England, the favorites coming into this round of 32 World Cup matchup, were already trailing DR Congo 1-0 after Brian Cipenga’s early strike. With halftime approaching, Kane sprinted behind the Congolese defense and tried to chip the ball around goalkeeper Lionel Mpasi. Contact came. Kane went down. Referee Adham Makhadmeh waved it off immediately, and the message from the Jordanian official was pretty clear: he thought Kane dove.
The VAR review took maybe a minute. Video assistant referee Khamis Al Marri checked the angles and told Makhadmeh to stick with his call. No trip to the pitchside monitor. No consultation beyond the standard headset chat. Just a quick confirmation and play moved on.
Kane’s frustration boils over
Kane couldn’t hide his disbelief. He stood up, spread his arms, and stared at the officials for a solid few seconds before jogging back into position. Thomas Tuchel’s sideline reaction wasn’t much calmer. The England bench let the fourth official hear it, but nothing changed.

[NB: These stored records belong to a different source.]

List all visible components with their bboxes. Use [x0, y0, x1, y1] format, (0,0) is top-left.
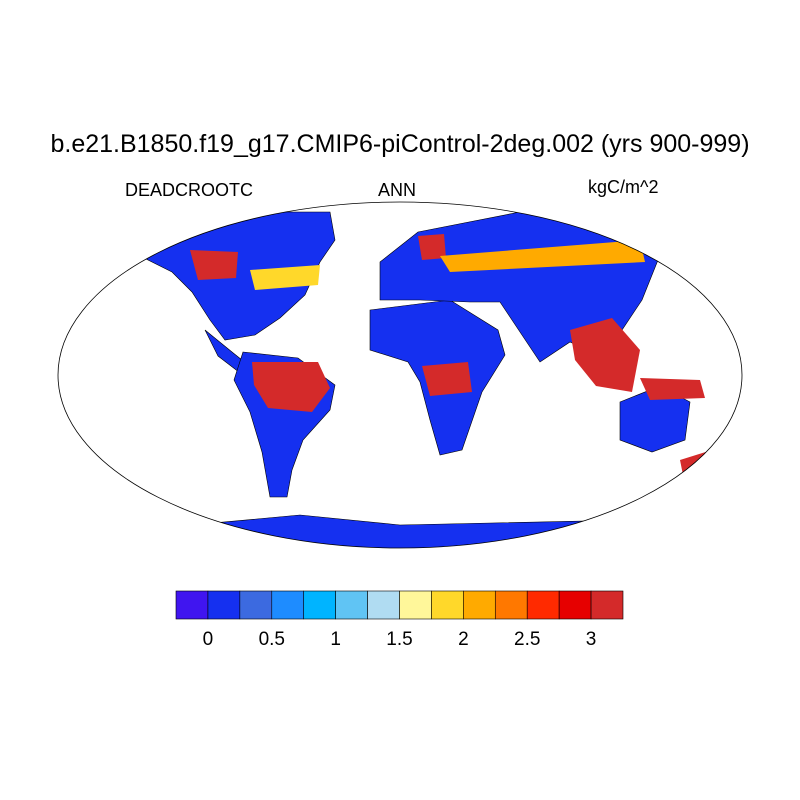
colorbar-box [399, 590, 432, 620]
colorbar-box [239, 590, 273, 620]
variable-label: DEADCROOTC [125, 180, 254, 200]
colorbar-box [431, 590, 464, 620]
colorbar-box [463, 590, 496, 620]
colorbar-tick-label: 2.5 [514, 629, 540, 650]
colorbar-box [175, 590, 209, 620]
colorbar-box [367, 590, 400, 620]
colorbar-box [335, 590, 368, 620]
colorbar-tick-label: 3 [586, 629, 597, 650]
colorbar-box [207, 590, 241, 620]
plot-title: b.e21.B1850.f19_g17.CMIP6-piControl-2deg… [50, 130, 750, 158]
colorbar-tick-label: 1.5 [386, 629, 412, 650]
units-label: kgC/m^2 [588, 177, 659, 197]
season-label: ANN [378, 180, 417, 200]
map-border [57, 201, 743, 549]
colorbar-box [526, 590, 560, 620]
colorbar-box [303, 590, 336, 620]
colorbar-box [558, 590, 592, 620]
colorbar-box [271, 590, 305, 620]
colorbar-tick-label: 0 [203, 629, 214, 650]
colorbar-tick-label: 2 [458, 629, 469, 650]
colorbar-tick-label: 0.5 [259, 629, 285, 650]
colorbar-tick-label: 1 [330, 629, 341, 650]
colorbar-box [590, 590, 624, 620]
high-value-regions [190, 234, 712, 480]
colorbar-box [494, 590, 528, 620]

This wasn’t some marginal clip of a shoulder. Mpasi came rushing out with both hands extended, and Kane’s path to the ball was cut off by contact that came before he got a clean touch. In real time it looked like a 50-50 call. On replay it looked a lot more like a foul.
Former England striker Alan Shearer, working the game for the BBC, was direct about it.

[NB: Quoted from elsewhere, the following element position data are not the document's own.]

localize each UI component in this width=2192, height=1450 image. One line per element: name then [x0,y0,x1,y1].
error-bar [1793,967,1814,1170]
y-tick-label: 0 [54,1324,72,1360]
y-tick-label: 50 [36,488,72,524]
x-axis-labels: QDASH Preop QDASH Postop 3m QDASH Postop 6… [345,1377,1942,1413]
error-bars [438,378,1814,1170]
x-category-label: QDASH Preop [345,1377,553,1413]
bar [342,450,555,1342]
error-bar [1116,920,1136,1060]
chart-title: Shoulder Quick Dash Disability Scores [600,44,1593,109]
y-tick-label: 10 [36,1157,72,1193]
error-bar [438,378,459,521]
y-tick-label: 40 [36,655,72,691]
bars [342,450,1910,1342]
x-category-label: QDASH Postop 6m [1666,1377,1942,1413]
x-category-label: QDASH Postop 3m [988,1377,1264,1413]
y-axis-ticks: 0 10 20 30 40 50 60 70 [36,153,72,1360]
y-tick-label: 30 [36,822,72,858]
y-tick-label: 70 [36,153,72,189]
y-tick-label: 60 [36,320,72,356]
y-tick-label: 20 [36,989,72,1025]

“There is contact, there is no doubt,” Shearer said. “For me, that is a penalty. Kane may have made the most of it but the keeper has come out and his hands are there. If he is going to come rushing out like that with his hands as a forward you have every right to make connection and go down.”
Shearer’s not wrong about Kane making the most of it. Most top forwards do exactly that. But the keeper’s decision to charge out with arms extended is what created the whole mess. Mpasi didn’t get the ball. He got Kane. That’s usually a penalty.
What happens next for England
England went into the halftime break still down 1-0, needing to regroup and find an equalizer without the benefit of what felt like a clear spot kick. The bigger question hanging over this game is whether that missed call changes the trajectory of a knockout match where England was supposed to roll. DR Congo came to play, and they weren’t backing down.
There’s no replays in soccer. No timeout to argue further. England has to move on and find another way to break through, or this officiating decision is going to haunt more than just Kane’s stat sheet.